In one incident, the initials KKK were discovered written on the wall of a residence hall elevator. According to SCSU President Earl Potter, it was supposedly written as a joke to three female residents whose first names start with “K.”

“It wasn’t funny,” noted Potter, who added that this and other recent incidents involving swastikas written on walls are not considered hate crimes: ”There is nothing that reaches the standard of a [hate] crime… They clearly have the marks of a ‘We’re going to show you’ behavior,” said the president.

The incidents are creating a hateful atmosphere on campus, said second-year student Ernest Shelley. On September 23, Shelley helped organize a “Speak Out” at Atwood Memorial Center in which he, Potter, and other students and faculty spoke out against such hate.

“These acts are not just against minority students, but it is a threat against St. Cloud State University as a whole,” said Shelley.

People who may know who is responsible for these acts should come forward, Potter told the student crowd. “If there is somebody who does something, there are other people on campus who know about that,” the president noted.

He understands that coming forward in such a way “is a complicated thing” that often goes against the present youth culture. “Often there are dynamics within the whole community…and reasons that the sharing of the information might not be wise.

“Sometimes they are afraid of personal retribution [either from administrators or fellow students],” Potter continued. “Sometimes people are concerned about their personal safety. Sometimes they don’t come forward because they don’t trust us in the administration.”

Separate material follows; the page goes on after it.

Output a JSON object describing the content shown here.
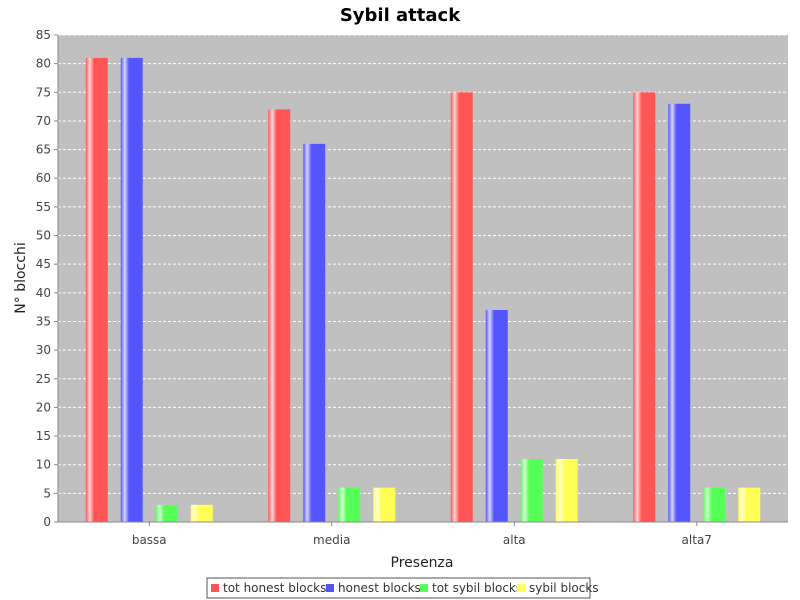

Shelley, cultural diversity chair of St. Cloud State’s student government association, said he doesn’t think school administrators are doing enough in this matter. Potter disagreed: After the swastikas incidents, “We brought the police to interview every resident, and that behavior seems to have quieted,” he pointed out. “[We] are dealing very proactively with each incident as it occurs.”

As a result of these and several other such incidents during the previous year, an uneasy campus atmosphere currently pervades St. Cloud State. “It’s really, really bad,” noted junior Queania Bream of Milwaukee.

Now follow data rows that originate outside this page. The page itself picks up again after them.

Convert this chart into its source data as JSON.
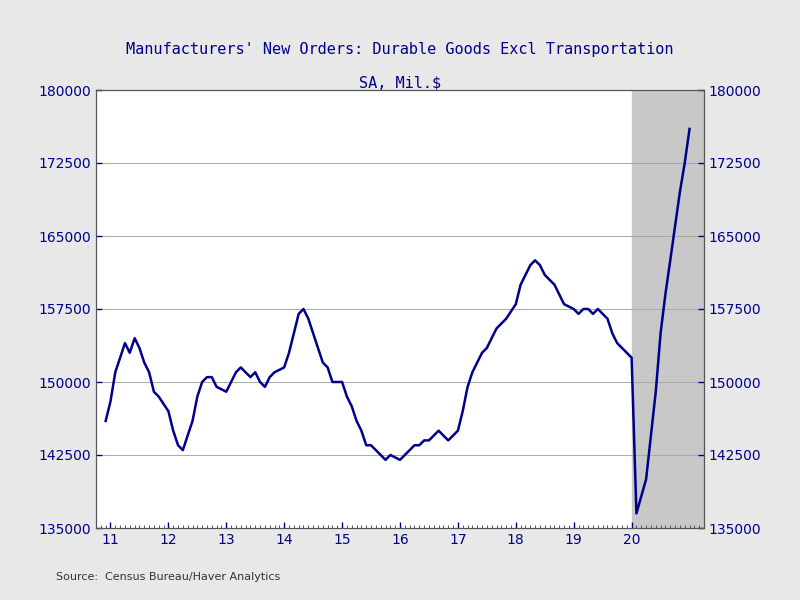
{
  "title1": "Manufacturers' New Orders: Durable Goods Excl Transportation",
  "title2": "SA, Mil.$",
  "source": "Source:  Census Bureau/Haver Analytics",
  "line_color": "#00008B",
  "bg_color": "#E8E8E8",
  "plot_bg_color": "#FFFFFF",
  "shade_color": "#C8C8C8",
  "ylim": [
    135000,
    180000
  ],
  "yticks": [
    135000,
    142500,
    150000,
    157500,
    165000,
    172500,
    180000
  ],
  "xlim_start": 10.75,
  "xlim_end": 21.25,
  "xticks": [
    11,
    12,
    13,
    14,
    15,
    16,
    17,
    18,
    19,
    20
  ],
  "shade_start": 20.0,
  "shade_end": 21.25,
  "data_x": [
    10.917,
    11.0,
    11.083,
    11.167,
    11.25,
    11.333,
    11.417,
    11.5,
    11.583,
    11.667,
    11.75,
    11.833,
    12.0,
    12.083,
    12.167,
    12.25,
    12.333,
    12.417,
    12.5,
    12.583,
    12.667,
    12.75,
    12.833,
    13.0,
    13.083,
    13.167,
    13.25,
    13.333,
    13.417,
    13.5,
    13.583,
    13.667,
    13.75,
    13.833,
    14.0,
    14.083,
    14.167,
    14.25,
    14.333,
    14.417,
    14.5,
    14.583,
    14.667,
    14.75,
    14.833,
    15.0,
    15.083,
    15.167,
    15.25,
    15.333,
    15.417,
    15.5,
    15.583,
    15.667,
    15.75,
    15.833,
    16.0,
    16.083,
    16.167,
    16.25,
    16.333,
    16.417,
    16.5,
    16.583,
    16.667,
    16.75,
    16.833,
    17.0,
    17.083,
    17.167,
    17.25,
    17.333,
    17.417,
    17.5,
    17.583,
    17.667,
    17.75,
    17.833,
    18.0,
    18.083,
    18.167,
    18.25,
    18.333,
    18.417,
    18.5,
    18.583,
    18.667,
    18.75,
    18.833,
    19.0,
    19.083,
    19.167,
    19.25,
    19.333,
    19.417,
    19.5,
    19.583,
    19.667,
    19.75,
    19.833,
    20.0,
    20.083,
    20.25,
    20.417,
    20.5,
    20.583,
    20.667,
    20.75,
    20.833,
    20.917,
    21.0
  ],
  "data_y": [
    146000,
    148000,
    151000,
    152500,
    154000,
    153000,
    154500,
    153500,
    152000,
    151000,
    149000,
    148500,
    147000,
    145000,
    143500,
    143000,
    144500,
    146000,
    148500,
    150000,
    150500,
    150500,
    149500,
    149000,
    150000,
    151000,
    151500,
    151000,
    150500,
    151000,
    150000,
    149500,
    150500,
    151000,
    151500,
    153000,
    155000,
    157000,
    157500,
    156500,
    155000,
    153500,
    152000,
    151500,
    150000,
    150000,
    148500,
    147500,
    146000,
    145000,
    143500,
    143500,
    143000,
    142500,
    142000,
    142500,
    142000,
    142500,
    143000,
    143500,
    143500,
    144000,
    144000,
    144500,
    145000,
    144500,
    144000,
    145000,
    147000,
    149500,
    151000,
    152000,
    153000,
    153500,
    154500,
    155500,
    156000,
    156500,
    158000,
    160000,
    161000,
    162000,
    162500,
    162000,
    161000,
    160500,
    160000,
    159000,
    158000,
    157500,
    157000,
    157500,
    157500,
    157000,
    157500,
    157000,
    156500,
    155000,
    154000,
    153500,
    152500,
    136500,
    140000,
    149000,
    155000,
    159000,
    162500,
    166000,
    169500,
    172500,
    176000
  ]
}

“[School officials] tell us that [these incidents] are going on, but what are they doing about it?” asked second-year student Chinonye Cece of Arkansas.

Whoever is committing these acts should be expelled from school, said Shelley, who suggests that more video cameras be installed in campus buildings.

“I agree with all those who decry hateful acts and decry racism,” Potter declared. “I completely agree that any time a hateful symbol is placed on our university campus in any way, it damages our community. It hurts some more than others.”

According to Bream, her sister, who is a sophomore this year, “and some of her friends are [seriously thinking about] transferring” to another college because St. Cloud State isn’t “a welcoming campus.”

Several young Black women who live on campus “feel uncomfortable and unwelcome,” said sophomore Danielle Bennett of Queens, New York. “When they go into the restrooms and are doing their hair, they get funny looks, or the bathroom clears out all of a sudden,” she said. She, too, has heard some talk of leaving, but Bennett said she advises against this.

“Maybe they should stay and make a change,” Bennett surmised. “[They should join] with us people who are trying to have an imprint on this institution for future generations that will be coming here.”

However, Bootsie Anderson of Minneapolis, who also spoke to the student crowd, wondered out loud why St. Cloud State isn’t more welcoming to Blacks and other students of color. “This has been going on since way prior to 1991 when my daughter was here,” said Anderson, who added that her daughter left SCSU after a year and a half because of racism. “Why is this still going on? Is the president that ineffective or has that little power?”

Dr. Tamrat Tademe, a 20-year SCSU professor, complained that the school doesn’t do enough to help Blacks and students of color once they arrive on campus. “We have not developed a strategy on this campus to embrace people,” he explained.

“The president of this institution is at a moral crossroad. He has to decide [if he is] going to succumb to the pressure of image management. I believe [Potter] is a good person and his heart is in the right place.”

“We [need] to come up with some kind of model or direction toward change,” said Jarrod Hall, who is in his second year of teaching at SCSU.

SCSU is for fairness for all, even for those who disagree, Potter said. “We will have conflict, but our strength is how we deal with this conflict.” He added that using hateful symbols as an expression of freedom of speech is wrong.

“I can’t create a free speech code to deny people from doing that, but I can create a community dialogue that abhors that behavior. That is what I intend to do,” Potter said.

Breme would like to see that happen before she graduates next fall: “I’d like to see change on campus at least for the remaining time I am going to be here,” she said, “but I know it is not going to happen overnight.”

“It is not about making St. Cloud State look good,” concluded Tademe. “It’s about standing for what is right in 2008.”